Sophie's Choice - William Styron [180]
“Yes, but I do, sir!” she said, watching him swivel his shoulders ever so slightly and look at her—now for the first time—with truly attentive concern. “I have had personal knowledge, also personal experience—”
“Such as what?”
Impetuously then—she knew it was a risk, a gamble—she bent down and fumblingly plucked the worn and faded pamphlet from the little crevice in her boot. “There!” she said, flourishing it in front of him, spreading out the title page. “I’ve kept this against the rules, I know I’ve taken a chance. But I want you to know that these few pages represent everything I stand for. I know from working with you that the ‘final solution’ has been a secret. But this is one of the earliest Polish documents suggesting a ‘final solution’ to the Jewish problem. I collaborated with my father—whom I mentioned to you before—in writing it. Naturally, I don’t expect you to read it in detail, filled with so many new worries and concerns as you are. But I do earnestly beg you at least to consider it... I know my difficulties are of no importance to you... but if you could only give it a glance... perhaps you could begin to see the entire injustice of my imprisonment here... I could also tell you more about my work in Warsaw on behalf of the Reich, when I revealed the hiding place of a number of Jews, intellectual Jews who had long been sought...”

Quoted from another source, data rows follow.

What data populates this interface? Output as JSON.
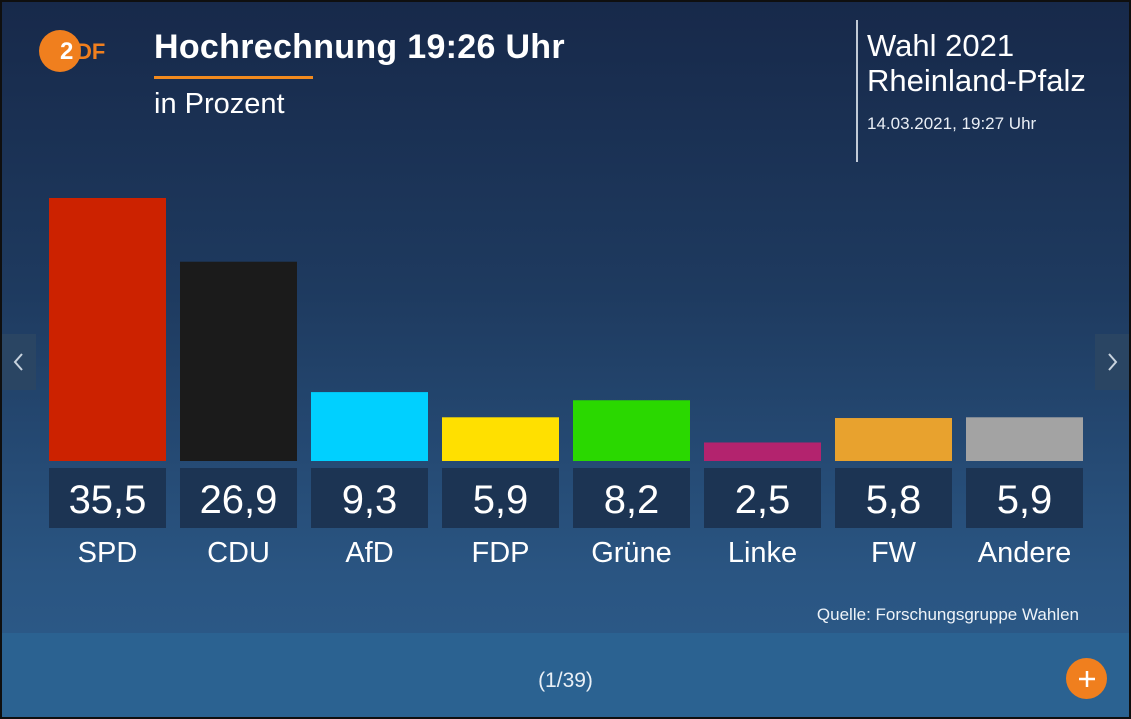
{
  "header": {
    "logo_text": "ZDF",
    "title": "Hochrechnung 19:26 Uhr",
    "subtitle": "in Prozent",
    "election_line1": "Wahl 2021",
    "election_line2": "Rheinland-Pfalz",
    "timestamp": "14.03.2021, 19:27 Uhr"
  },
  "chart_data": {
    "type": "bar",
    "title": "Hochrechnung 19:26 Uhr",
    "ylabel": "in Prozent",
    "xlabel": "",
    "categories": [
      "SPD",
      "CDU",
      "AfD",
      "FDP",
      "Grüne",
      "Linke",
      "FW",
      "Andere"
    ],
    "values": [
      35.5,
      26.9,
      9.3,
      5.9,
      8.2,
      2.5,
      5.8,
      5.9
    ],
    "value_labels": [
      "35,5",
      "26,9",
      "9,3",
      "5,9",
      "8,2",
      "2,5",
      "5,8",
      "5,9"
    ],
    "colors": [
      "#cc2200",
      "#1b1b1b",
      "#00d0ff",
      "#ffe000",
      "#2ad800",
      "#b3236e",
      "#e8a22e",
      "#a3a3a3"
    ],
    "ylim": [
      0,
      35.5
    ],
    "grid": false,
    "legend": "none"
  },
  "footer": {
    "source": "Quelle: Forschungsgruppe Wahlen",
    "page_indicator": "(1/39)"
  },
  "icons": {
    "prev": "chevron-left-icon",
    "next": "chevron-right-icon",
    "more": "plus-icon",
    "logo": "zdf-logo"
  },
  "theme": {
    "accent": "#f28a1e",
    "value_box": "#1c3453"
  }
}
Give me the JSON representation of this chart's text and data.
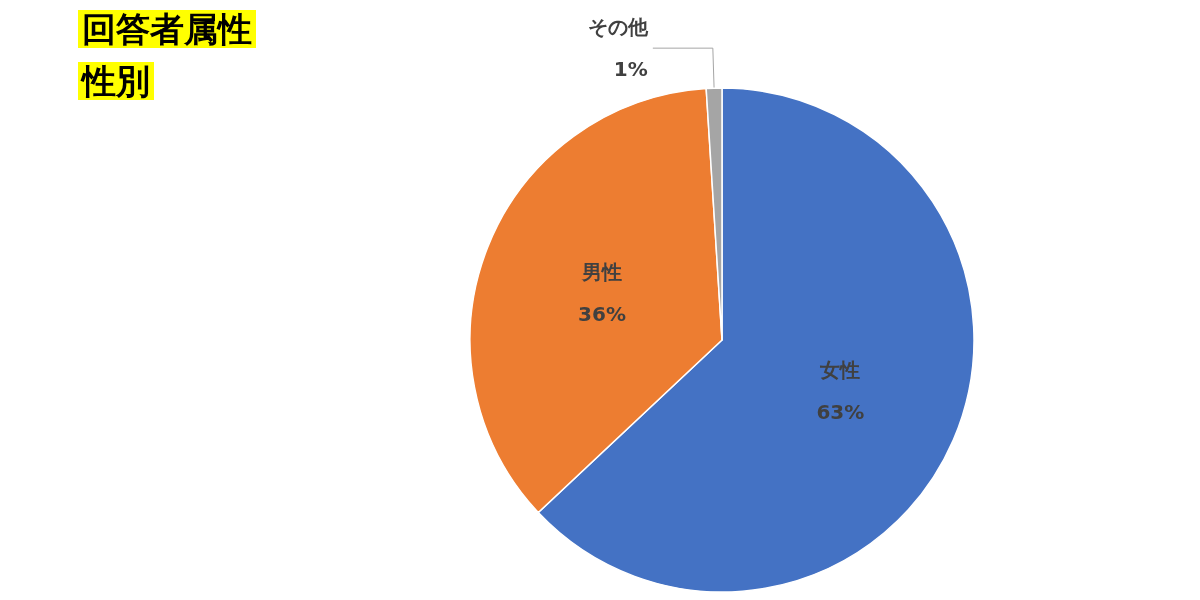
{
  "chart_data": {
    "type": "pie",
    "title": "回答者属性",
    "subtitle": "性別",
    "categories": [
      "女性",
      "男性",
      "その他"
    ],
    "values": [
      63,
      36,
      1
    ],
    "value_labels": [
      "63%",
      "36%",
      "1%"
    ],
    "colors": [
      "#4472c4",
      "#ed7d31",
      "#a5a5a5"
    ],
    "legend": false
  }
}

She had begun to babble a bit; there was a disconnected quality in her speech which warned her to stop, and she did. She prayed that she would not become unstrung. Sweltering beneath her prisoner’s smock with the sweat of mingled hope and trepidation, she was aware that she had made a breach in his consciousness at last, implanted herself as fleshed reality within the scope of his perception. However imperfectly and momentarily, she had made contact; this she could tell by the look of absolute concentrated penetration he gave her when he took the pamphlet from between her fingers. Self-conscious, coquettish, she averted her eyes. And in fatuous recollection a Galician peasants’ saying came back to her: I am crawling into his ear.

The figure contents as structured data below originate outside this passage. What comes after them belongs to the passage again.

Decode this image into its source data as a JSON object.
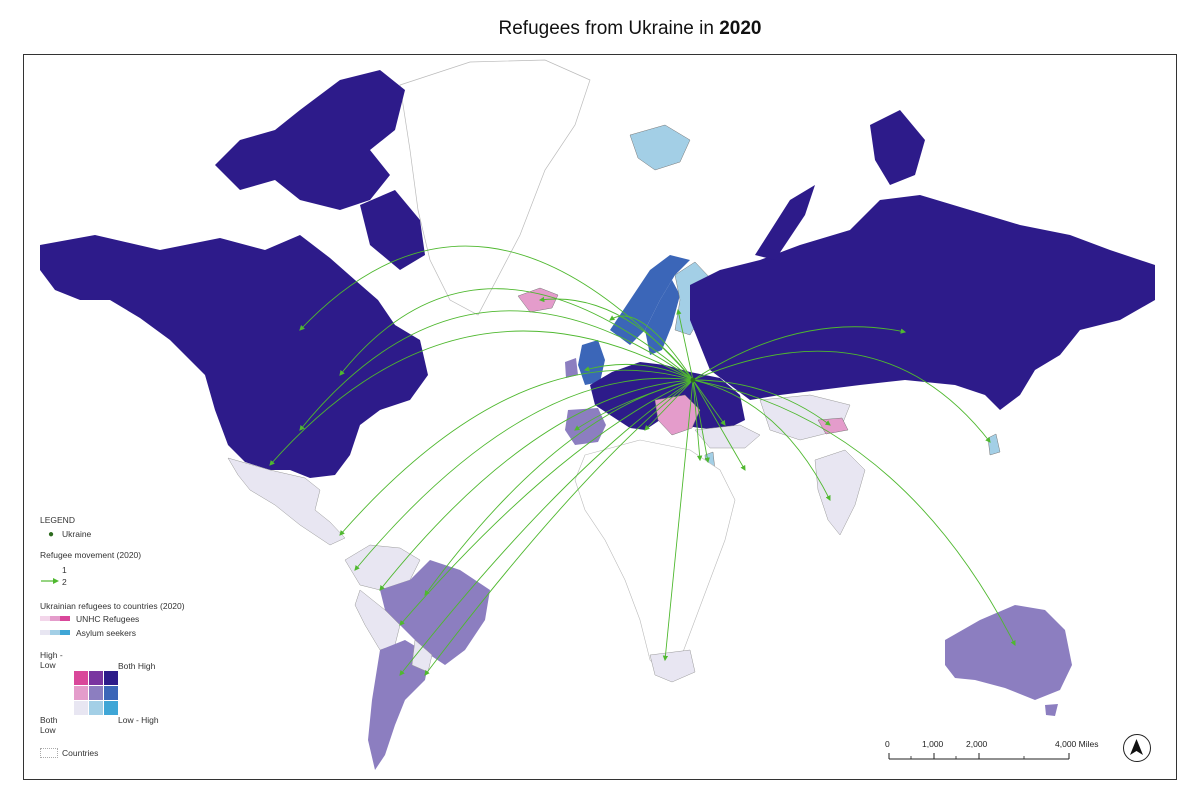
{
  "title": {
    "prefix": "Refugees from Ukraine in",
    "year": "2020"
  },
  "legend": {
    "heading": "LEGEND",
    "origin_label": "Ukraine",
    "movement_heading": "Refugee movement (2020)",
    "movement_min": "1",
    "movement_max": "2",
    "countries_heading": "Ukrainian refugees to countries (2020)",
    "unhcr_label": "UNHC Refugees",
    "asylum_label": "Asylum seekers",
    "high_low_label": "High - Low",
    "both_high_label": "Both High",
    "both_low_label": "Both Low",
    "low_high_label": "Low - High",
    "countries_label": "Countries",
    "bivariate_colors": [
      [
        "#d9479a",
        "#7a35a0",
        "#2d1b8a"
      ],
      [
        "#e49ccb",
        "#8c7ec0",
        "#3b66b8"
      ],
      [
        "#e8e6f2",
        "#a3cfe6",
        "#3fa6d6"
      ]
    ],
    "unhcr_ramp": [
      "#f3d6ea",
      "#e49ccb",
      "#d9479a"
    ],
    "asylum_ramp": [
      "#e8e6f2",
      "#a3cfe6",
      "#3fa6d6"
    ]
  },
  "scale_bar": {
    "labels": [
      "0",
      "1,000",
      "2,000",
      "4,000 Miles"
    ]
  },
  "colors": {
    "both_high": "#2d1b8a",
    "low_high_mid": "#3b66b8",
    "mid_purple": "#8c7ec0",
    "light_purple": "#e8e6f2",
    "pink": "#e49ccb",
    "light_blue": "#a3cfe6",
    "arrow_green": "#4fb82f"
  },
  "icons": {
    "north_arrow": "north-arrow-icon",
    "origin_marker": "origin-dot-icon"
  }
}
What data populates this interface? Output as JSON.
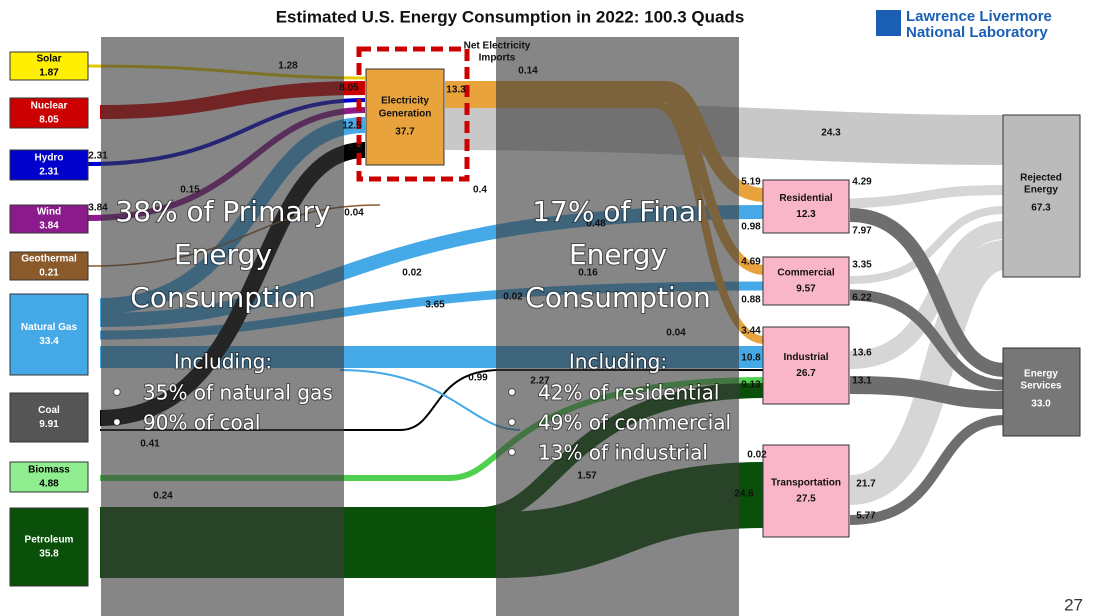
{
  "header": {
    "title": "Estimated U.S. Energy Consumption in 2022: 100.3 Quads",
    "logo": [
      "Lawrence Livermore",
      "National Laboratory"
    ]
  },
  "sources": [
    {
      "name": "Solar",
      "value": "1.87"
    },
    {
      "name": "Nuclear",
      "value": "8.05"
    },
    {
      "name": "Hydro",
      "value": "2.31"
    },
    {
      "name": "Wind",
      "value": "3.84"
    },
    {
      "name": "Geothermal",
      "value": "0.21"
    },
    {
      "name": "Natural Gas",
      "value": "33.4"
    },
    {
      "name": "Coal",
      "value": "9.91"
    },
    {
      "name": "Biomass",
      "value": "4.88"
    },
    {
      "name": "Petroleum",
      "value": "35.8"
    }
  ],
  "electricity": {
    "name": [
      "Electricity",
      "Generation"
    ],
    "value": "37.7",
    "imports_label": [
      "Net Electricity",
      "Imports"
    ],
    "imports_value": "0.14"
  },
  "sectors": [
    {
      "name": "Residential",
      "value": "12.3"
    },
    {
      "name": "Commercial",
      "value": "9.57"
    },
    {
      "name": "Industrial",
      "value": "26.7"
    },
    {
      "name": "Transportation",
      "value": "27.5"
    }
  ],
  "outputs": [
    {
      "name": [
        "Rejected",
        "Energy"
      ],
      "value": "67.3"
    },
    {
      "name": [
        "Energy",
        "Services"
      ],
      "value": "33.0"
    }
  ],
  "flow_labels": [
    "1.28",
    "8.05",
    "13.3",
    "12.5",
    "8.9",
    "2.31",
    "3.84",
    "0.15",
    "0.04",
    "0.4",
    "0.02",
    "3.65",
    "0.16",
    "0.02",
    "0.04",
    "0.99",
    "2.27",
    "0.41",
    "0.24",
    "1.57",
    "0.48",
    "24.3",
    "5.19",
    "0.98",
    "4.29",
    "7.97",
    "4.69",
    "0.88",
    "3.35",
    "6.22",
    "3.44",
    "10.8",
    "9.13",
    "13.6",
    "13.1",
    "0.02",
    "24.6",
    "21.7",
    "5.77"
  ],
  "overlays": [
    {
      "heading": [
        "38% of Primary",
        "Energy",
        "Consumption"
      ],
      "intro": "Including:",
      "bullets": [
        "35% of natural gas",
        "90% of coal"
      ]
    },
    {
      "heading": [
        "17% of Final",
        "Energy",
        "Consumption"
      ],
      "intro": "Including:",
      "bullets": [
        "42% of residential",
        "49% of commercial",
        "13% of industrial"
      ]
    }
  ],
  "page_number": "27"
}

“You maintain, then,” he said, “that you are innocent.” There was a distant amiability in his tone that filled her with encouragement.
“Sir, to repeat,” she answered quickly, “I freely admit my guilt of the minor charge which caused me to be sent here—the business about the little piece of meat. I am only asking that this misdemeanor be weighed against my record not only as a Polish sympathizer with National Socialism but as an active and involved campaigner in the sacred war against Jews and Jewry. That pamphlet in your hand, mein Kommandant, can easily be authenticated and will prove my point. I implore you—you who have the power to give clemency and freedom—to reconsider my imprisonment in the light of my past good works, and to return me to my life in Warsaw. It is such a little thing to ask of you, a fine and just man who possesses the power of mercy.”
Lotte had told Sophie that Höss was vulnerable to flattery, but she wondered now if she hadn’t overdone it—especially when she saw his eyes narrowing slightly and heard him say, “I’m curious about your passion. Your rage. Just what is it that causes you to hate the Jews with such... such intensity?”
This story, too, she had squirreled away for such a moment, relying on the theory that while a pragmatic mind like that of Höss might appreciate the venom of her Antisemitismus in the abstract, that same mind’s more primitive side would likely relish a touch of melodrama. “That document there, sir, contains my philosophical reasons—the ones I developed with my father at the university in Cracow. I want to emphasize that we would have expressed our enmity toward Jews even if our family had not suffered a terrible calamity.”
Impassively Höss smoked and waited for her to continue.